In response to reported connectivity problems between a Fermi file server and batch machines, Scientific Computing Services installed an upgraded operating system patch on the affected server and on a number of other hosts. This upgrade has improved connectivity for the Fermi production system.

Scientific Computing Services staff worked with our user community to discover and report a file corruption issue in our batch processing environment. The Red Hat vendor provided a solution which has now been deployed on approximately 1000 RHEL6 general batch farm systems, mitigating the problem.

Scientific Computing Services held a second Town Hall Meeting for Unix Users on Thursday April 10.  In addition to providing updates on our Unix, Storage and HPC services, we had discussions on planning computing outages and managing the batch environment.   We are polling the community to schedule two more Town Hall meetings this year.

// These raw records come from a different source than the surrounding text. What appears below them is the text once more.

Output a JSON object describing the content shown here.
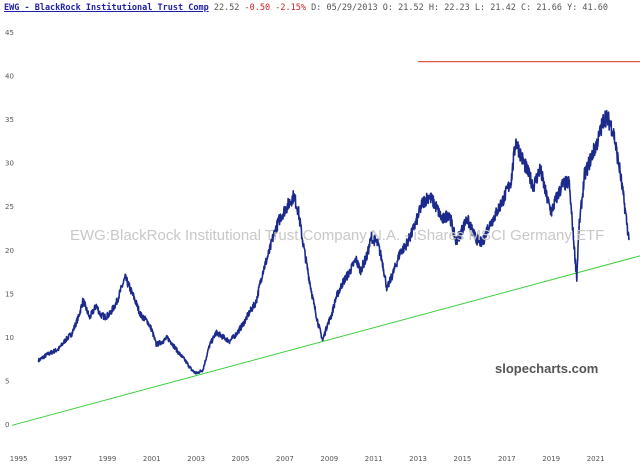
{
  "header": {
    "symbol_title": "EWG - BlackRock Institutional Trust Comp",
    "last": "22.52",
    "change": "-0.50",
    "change_pct": "-2.15%",
    "date": "D: 05/29/2013",
    "open": "O: 21.52",
    "high": "H: 22.23",
    "low": "L: 21.42",
    "close": "C: 21.66",
    "y_readout": "Y: 41.60"
  },
  "watermark": "EWG:BlackRock Institutional Trust Company N.A. - iShares MSCI Germany ETF",
  "brand": "slopecharts.com",
  "colors": {
    "price": "#1c2a8c",
    "trendline": "#3ccf3c",
    "hline": "#e05a4a",
    "axis_text": "#555555"
  },
  "chart_data": {
    "type": "line",
    "title": "EWG - BlackRock Institutional Trust Comp",
    "xlabel": "",
    "ylabel": "",
    "xlim": [
      1994.7,
      2023.0
    ],
    "ylim": [
      0,
      45
    ],
    "y_ticks": [
      0,
      5,
      10,
      15,
      20,
      25,
      30,
      35,
      40,
      45
    ],
    "x_ticks": [
      "1995",
      "1997",
      "1999",
      "2001",
      "2003",
      "2005",
      "2007",
      "2009",
      "2011",
      "2013",
      "2015",
      "2017",
      "2019",
      "2021"
    ],
    "grid": false,
    "series": [
      {
        "name": "EWG price",
        "x": [
          1995.9,
          1996.3,
          1996.8,
          1997.1,
          1997.4,
          1997.7,
          1997.9,
          1998.2,
          1998.5,
          1998.7,
          1998.9,
          1999.1,
          1999.4,
          1999.8,
          2000.2,
          2000.5,
          2000.8,
          2001.0,
          2001.2,
          2001.5,
          2001.7,
          2001.9,
          2002.2,
          2002.5,
          2002.8,
          2003.0,
          2003.3,
          2003.6,
          2003.9,
          2004.2,
          2004.5,
          2004.8,
          2005.1,
          2005.4,
          2005.7,
          2006.0,
          2006.3,
          2006.5,
          2006.8,
          2007.1,
          2007.4,
          2007.6,
          2007.8,
          2008.0,
          2008.3,
          2008.5,
          2008.7,
          2008.9,
          2009.1,
          2009.3,
          2009.6,
          2009.9,
          2010.2,
          2010.4,
          2010.7,
          2010.9,
          2011.2,
          2011.4,
          2011.6,
          2011.9,
          2012.2,
          2012.4,
          2012.7,
          2012.9,
          2013.2,
          2013.5,
          2013.8,
          2014.1,
          2014.4,
          2014.7,
          2014.9,
          2015.2,
          2015.4,
          2015.6,
          2015.9,
          2016.1,
          2016.5,
          2016.9,
          2017.2,
          2017.4,
          2017.7,
          2017.9,
          2018.2,
          2018.5,
          2018.8,
          2019.0,
          2019.2,
          2019.5,
          2019.8,
          2020.0,
          2020.15,
          2020.25,
          2020.5,
          2020.8,
          2021.1,
          2021.4,
          2021.6,
          2021.8,
          2021.95,
          2022.1,
          2022.3,
          2022.5
        ],
        "y": [
          7.3,
          8.0,
          8.6,
          9.6,
          10.4,
          12.3,
          14.2,
          12.2,
          13.6,
          12.5,
          12.3,
          12.6,
          13.9,
          16.8,
          14.5,
          12.5,
          11.8,
          10.8,
          9.1,
          9.5,
          9.9,
          9.3,
          8.2,
          7.3,
          6.2,
          5.8,
          6.2,
          9.0,
          10.5,
          10.0,
          9.5,
          10.3,
          11.4,
          12.8,
          14.0,
          17.5,
          19.8,
          21.8,
          23.8,
          25.0,
          26.2,
          24.5,
          21.0,
          18.0,
          13.8,
          11.5,
          9.6,
          11.3,
          12.5,
          14.5,
          16.2,
          17.4,
          18.9,
          17.6,
          19.3,
          21.5,
          20.6,
          18.5,
          15.5,
          17.5,
          19.8,
          20.3,
          21.8,
          23.1,
          25.4,
          26.2,
          25.0,
          23.4,
          24.2,
          21.0,
          21.8,
          23.6,
          22.4,
          21.3,
          20.7,
          22.3,
          24.1,
          26.1,
          28.0,
          32.5,
          30.4,
          29.2,
          27.3,
          29.3,
          26.0,
          24.3,
          25.7,
          27.4,
          27.8,
          21.5,
          16.8,
          22.5,
          28.5,
          30.6,
          32.5,
          35.3,
          34.8,
          33.6,
          31.2,
          29.0,
          25.2,
          21.2
        ]
      },
      {
        "name": "trendline",
        "x": [
          1994.7,
          2023.0
        ],
        "y": [
          -0.15,
          19.3
        ]
      },
      {
        "name": "horizontal line",
        "x": [
          2013.0,
          2023.0
        ],
        "y": [
          41.6,
          41.6
        ]
      }
    ]
  }
}
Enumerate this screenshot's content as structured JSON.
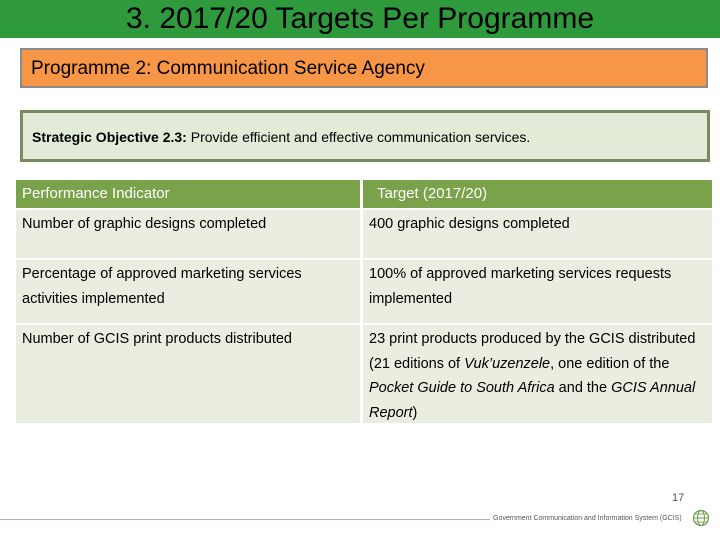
{
  "header": {
    "title": "3.  2017/20 Targets Per Programme"
  },
  "programme": {
    "label": "Programme 2: Communication Service Agency"
  },
  "objective": {
    "label": "Strategic Objective 2.3:",
    "text": " Provide efficient and effective communication services."
  },
  "table": {
    "headers": [
      "Performance Indicator",
      "Target (2017/20)"
    ],
    "rows": [
      {
        "indicator": "Number of graphic designs completed",
        "target": "400 graphic designs completed"
      },
      {
        "indicator": "Percentage of approved marketing services activities implemented",
        "target": "100% of approved marketing services requests implemented"
      },
      {
        "indicator": "Number of GCIS  print products  distributed",
        "target_parts": {
          "a": "23 print products produced by the GCIS distributed (21 editions of ",
          "b": "Vuk’uzenzele",
          "c": ", one edition of the ",
          "d": "Pocket Guide to South Africa",
          "e": " and the ",
          "f": "GCIS Annual Report",
          "g": ")"
        }
      }
    ]
  },
  "footer": {
    "page_number": "17",
    "org_name": "Government Communication and Information System (GCIS)"
  },
  "colors": {
    "title_bar": "#2e9a3c",
    "programme_box": "#f79646",
    "objective_box": "#e2ebd7",
    "table_header": "#7aa24a",
    "table_row": "#e9eee1"
  }
}
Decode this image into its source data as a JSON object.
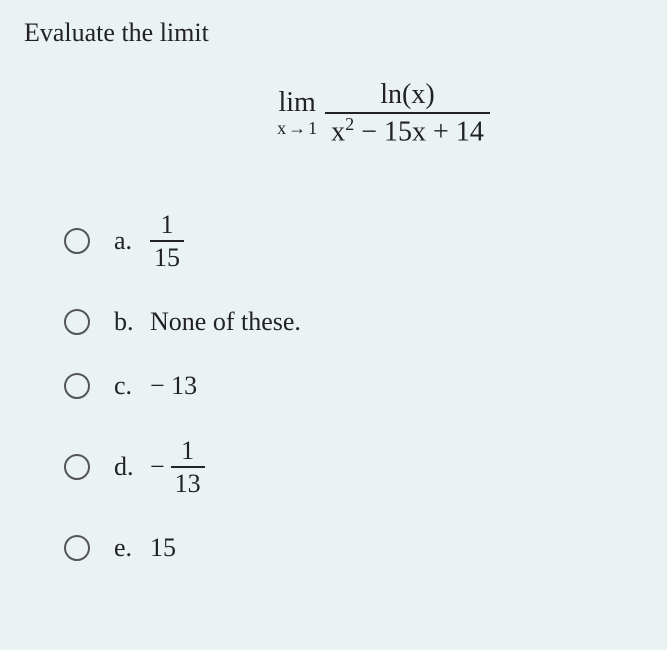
{
  "prompt": "Evaluate the limit",
  "expression": {
    "lim_label": "lim",
    "lim_var": "x",
    "lim_arrow": "→",
    "lim_to": "1",
    "numerator": "ln(x)",
    "den_left": "x",
    "den_exp": "2",
    "den_rest": " − 15x + 14"
  },
  "options": [
    {
      "letter": "a.",
      "type": "frac",
      "neg": "",
      "num": "1",
      "den": "15"
    },
    {
      "letter": "b.",
      "type": "text",
      "text": "None of these."
    },
    {
      "letter": "c.",
      "type": "text",
      "text": "− 13"
    },
    {
      "letter": "d.",
      "type": "frac",
      "neg": "−",
      "num": "1",
      "den": "13"
    },
    {
      "letter": "e.",
      "type": "text",
      "text": "15"
    }
  ],
  "colors": {
    "background": "#eaf2f3",
    "text": "#222222",
    "radio_border": "#555555"
  },
  "typography": {
    "family": "serif",
    "prompt_fontsize": 26,
    "expr_fontsize": 28,
    "option_fontsize": 26
  }
}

Computing Division staff completed the migration of 55 servers from an old Cisco 6500 network switch to newer Cisco Nexus Top-of-Rack switches.   This project involved months of coordination and communication with teams in Networking, Operations, and Scientific Computing Services, as well as with our customers.  The result is the decommissioning of a switch that had reached end-of-service-life and a reduced risk of failure in our networking infrastructure.

Scientific Computing Services implemented Network File System (NFS) monitoring on each node of the batch cluster to more quickly identify specific hosts that are not processing jobs properly.  This enables SCS to shut down problem nodes promptly and prevent batch jobs from failing.

Scientific Computing Services improved the configuration of the SLAC hosts used for File Transfer Protocol (FTP) file distribution service.  Anonymous access was modified to protect information and authenticated access was discontinued.   Both changes improve the security of the FTP service at SLAC.